Nordkreis. Erneut haben zahlreiche Bürger mit Mahnwachen an die atomare Katastrophe in Japan erinnert und an die Bevölkerung appelliert, Konsequenzen in Deutschland zu ziehen.

Rund 60 Teilnehmer versammelten sich am Montag angesichts des verheerenden Atomunfalls in Fukushima zum zweiten Mal auf dem Kirchvorplatz von St. Petrus in Baesweiler.

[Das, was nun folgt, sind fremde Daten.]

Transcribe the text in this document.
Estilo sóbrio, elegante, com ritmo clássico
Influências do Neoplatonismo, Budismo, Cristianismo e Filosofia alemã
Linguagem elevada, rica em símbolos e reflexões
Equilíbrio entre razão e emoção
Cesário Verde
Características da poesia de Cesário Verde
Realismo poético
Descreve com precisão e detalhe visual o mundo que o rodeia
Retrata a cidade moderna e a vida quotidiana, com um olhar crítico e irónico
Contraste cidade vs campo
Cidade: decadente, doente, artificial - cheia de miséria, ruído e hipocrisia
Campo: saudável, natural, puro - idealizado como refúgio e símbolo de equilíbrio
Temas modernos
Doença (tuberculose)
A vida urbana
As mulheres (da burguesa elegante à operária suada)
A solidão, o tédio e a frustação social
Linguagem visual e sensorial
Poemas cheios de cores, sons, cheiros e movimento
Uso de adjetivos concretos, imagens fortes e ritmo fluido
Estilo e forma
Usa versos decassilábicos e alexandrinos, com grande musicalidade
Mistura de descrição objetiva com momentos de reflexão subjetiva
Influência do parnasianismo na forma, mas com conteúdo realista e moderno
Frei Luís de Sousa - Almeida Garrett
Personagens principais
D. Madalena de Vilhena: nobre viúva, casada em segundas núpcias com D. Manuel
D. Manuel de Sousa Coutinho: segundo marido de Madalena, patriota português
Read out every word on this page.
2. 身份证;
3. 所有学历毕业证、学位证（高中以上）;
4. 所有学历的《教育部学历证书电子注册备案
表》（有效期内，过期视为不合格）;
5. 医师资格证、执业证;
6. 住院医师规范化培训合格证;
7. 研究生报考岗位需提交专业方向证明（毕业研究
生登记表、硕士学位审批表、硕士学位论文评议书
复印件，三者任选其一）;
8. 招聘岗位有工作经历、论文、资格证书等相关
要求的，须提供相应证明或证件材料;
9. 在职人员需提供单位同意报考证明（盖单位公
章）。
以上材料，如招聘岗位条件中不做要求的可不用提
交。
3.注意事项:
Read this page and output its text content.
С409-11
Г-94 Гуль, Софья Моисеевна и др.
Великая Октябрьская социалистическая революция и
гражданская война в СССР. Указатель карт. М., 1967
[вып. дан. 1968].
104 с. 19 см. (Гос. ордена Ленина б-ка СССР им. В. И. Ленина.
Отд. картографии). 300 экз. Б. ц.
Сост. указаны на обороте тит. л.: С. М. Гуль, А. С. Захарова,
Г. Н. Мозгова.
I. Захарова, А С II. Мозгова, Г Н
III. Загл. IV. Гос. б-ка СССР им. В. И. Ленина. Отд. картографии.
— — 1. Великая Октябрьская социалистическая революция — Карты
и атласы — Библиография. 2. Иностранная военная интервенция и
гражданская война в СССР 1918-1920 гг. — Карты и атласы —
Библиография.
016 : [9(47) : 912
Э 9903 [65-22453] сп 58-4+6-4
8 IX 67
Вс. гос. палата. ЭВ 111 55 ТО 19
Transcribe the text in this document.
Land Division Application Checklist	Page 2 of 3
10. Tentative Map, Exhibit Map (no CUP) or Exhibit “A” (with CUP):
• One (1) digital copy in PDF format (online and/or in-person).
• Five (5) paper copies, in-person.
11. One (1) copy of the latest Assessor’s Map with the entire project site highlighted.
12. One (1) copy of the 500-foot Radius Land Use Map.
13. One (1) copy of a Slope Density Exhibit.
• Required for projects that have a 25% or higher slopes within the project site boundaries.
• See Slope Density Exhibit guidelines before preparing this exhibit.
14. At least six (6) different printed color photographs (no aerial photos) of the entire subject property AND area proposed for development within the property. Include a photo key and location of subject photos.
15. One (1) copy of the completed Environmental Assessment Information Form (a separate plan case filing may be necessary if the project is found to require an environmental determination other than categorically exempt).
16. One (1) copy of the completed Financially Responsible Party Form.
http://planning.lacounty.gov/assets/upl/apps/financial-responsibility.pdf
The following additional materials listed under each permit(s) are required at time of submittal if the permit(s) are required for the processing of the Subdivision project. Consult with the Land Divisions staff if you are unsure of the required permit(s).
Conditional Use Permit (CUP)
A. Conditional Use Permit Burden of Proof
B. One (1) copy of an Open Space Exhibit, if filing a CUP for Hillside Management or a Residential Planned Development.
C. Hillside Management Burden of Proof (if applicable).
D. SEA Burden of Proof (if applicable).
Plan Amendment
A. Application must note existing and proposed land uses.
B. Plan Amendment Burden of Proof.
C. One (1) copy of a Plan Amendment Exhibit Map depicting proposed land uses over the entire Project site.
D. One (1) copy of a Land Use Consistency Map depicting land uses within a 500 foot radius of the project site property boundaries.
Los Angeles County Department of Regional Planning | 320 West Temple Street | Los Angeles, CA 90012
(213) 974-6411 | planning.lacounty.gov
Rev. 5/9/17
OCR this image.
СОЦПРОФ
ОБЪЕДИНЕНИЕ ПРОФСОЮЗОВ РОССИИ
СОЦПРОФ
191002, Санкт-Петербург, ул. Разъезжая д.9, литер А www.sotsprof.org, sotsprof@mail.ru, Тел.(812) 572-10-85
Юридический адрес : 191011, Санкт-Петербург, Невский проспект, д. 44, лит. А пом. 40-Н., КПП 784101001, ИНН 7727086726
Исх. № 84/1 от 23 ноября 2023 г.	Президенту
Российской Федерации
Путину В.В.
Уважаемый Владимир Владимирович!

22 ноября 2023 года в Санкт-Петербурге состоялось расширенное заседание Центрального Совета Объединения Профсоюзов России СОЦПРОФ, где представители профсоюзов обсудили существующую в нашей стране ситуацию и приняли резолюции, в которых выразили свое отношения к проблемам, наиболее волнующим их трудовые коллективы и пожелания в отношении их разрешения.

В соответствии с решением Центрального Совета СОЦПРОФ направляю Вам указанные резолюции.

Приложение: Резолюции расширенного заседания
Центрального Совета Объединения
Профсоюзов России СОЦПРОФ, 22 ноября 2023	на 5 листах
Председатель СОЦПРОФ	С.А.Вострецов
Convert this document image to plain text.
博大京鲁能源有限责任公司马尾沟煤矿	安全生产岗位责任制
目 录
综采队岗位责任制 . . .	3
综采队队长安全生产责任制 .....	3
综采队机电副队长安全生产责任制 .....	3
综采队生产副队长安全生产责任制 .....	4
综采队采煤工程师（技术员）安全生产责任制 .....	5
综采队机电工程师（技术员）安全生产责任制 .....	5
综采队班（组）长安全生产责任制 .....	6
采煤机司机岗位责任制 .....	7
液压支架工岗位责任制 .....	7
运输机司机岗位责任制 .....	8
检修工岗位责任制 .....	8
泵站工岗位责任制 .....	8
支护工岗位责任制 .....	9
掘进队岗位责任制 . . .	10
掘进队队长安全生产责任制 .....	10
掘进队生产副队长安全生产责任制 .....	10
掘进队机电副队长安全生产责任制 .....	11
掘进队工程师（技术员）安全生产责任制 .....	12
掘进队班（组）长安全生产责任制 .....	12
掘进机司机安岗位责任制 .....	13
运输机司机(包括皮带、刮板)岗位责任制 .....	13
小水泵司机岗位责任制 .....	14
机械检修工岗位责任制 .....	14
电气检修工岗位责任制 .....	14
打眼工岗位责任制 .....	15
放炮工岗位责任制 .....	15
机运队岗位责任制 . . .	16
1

SPD und Grüne - vertreten durch den Ortsvereinvorsitzenden Dr. Karl Josef Strank und die Ortverbandsvorsitzende Elvira Resch-Beckers - verlangten in einem gemeinsamen Aufruf an die Bevölkerung: „Die dramatischen Ereignisse in Japan fordern Konsequenzen im Umgang mit der Atomenergie - und zwar weltweit. Jetzt verantwortlich handeln heißt abschalten! Wir fordern den Ausstieg aus der Atomenergie.”

Risiken für die Menschen

Der Protest wird in Baesweiler am kommenden Montag, 4. April, von 18 bis 18.30 Uhr fortgesetzt - ebenso in Herzogenrath, wo sich am vergangenen Montag rund 200 Bürger zu einer Protestwache gegen die bisherige Atompolitik der Bundesregierung zusammenfanden.

Auf dem Ferdinand-Schmetz-Platz wurde das Gedenken an die Umwelt- und Atomkatastrophe in Japan mit der Kirschblüte, dem wichtigsten Symbol Japans, eingeleitet. Dann wurden staccatohaft die Namen der deutschen Atommeiler, ihre Risiken für die Menschen in der 50 Kilometer-Zone sowie die Anzahl der bisherigen Störfälle vorgelesen.

In Alsdorf nahmen rund 60 engagierte Bürger an der Mahnwache auf dem Denkmalplatz teil. Franz-Josef Emundts (Bund) hielt eine kurze Ansprache, dann wurde angesichts der Opfer in Japan eine Gedenkminute eingelegt. Auch in Alsdorf wird die Anti-Atom-Aktion am Montag um 18 Uhr fortgeführt, wie Horst-Dieter Heidenreich (Grüne) bestätigte.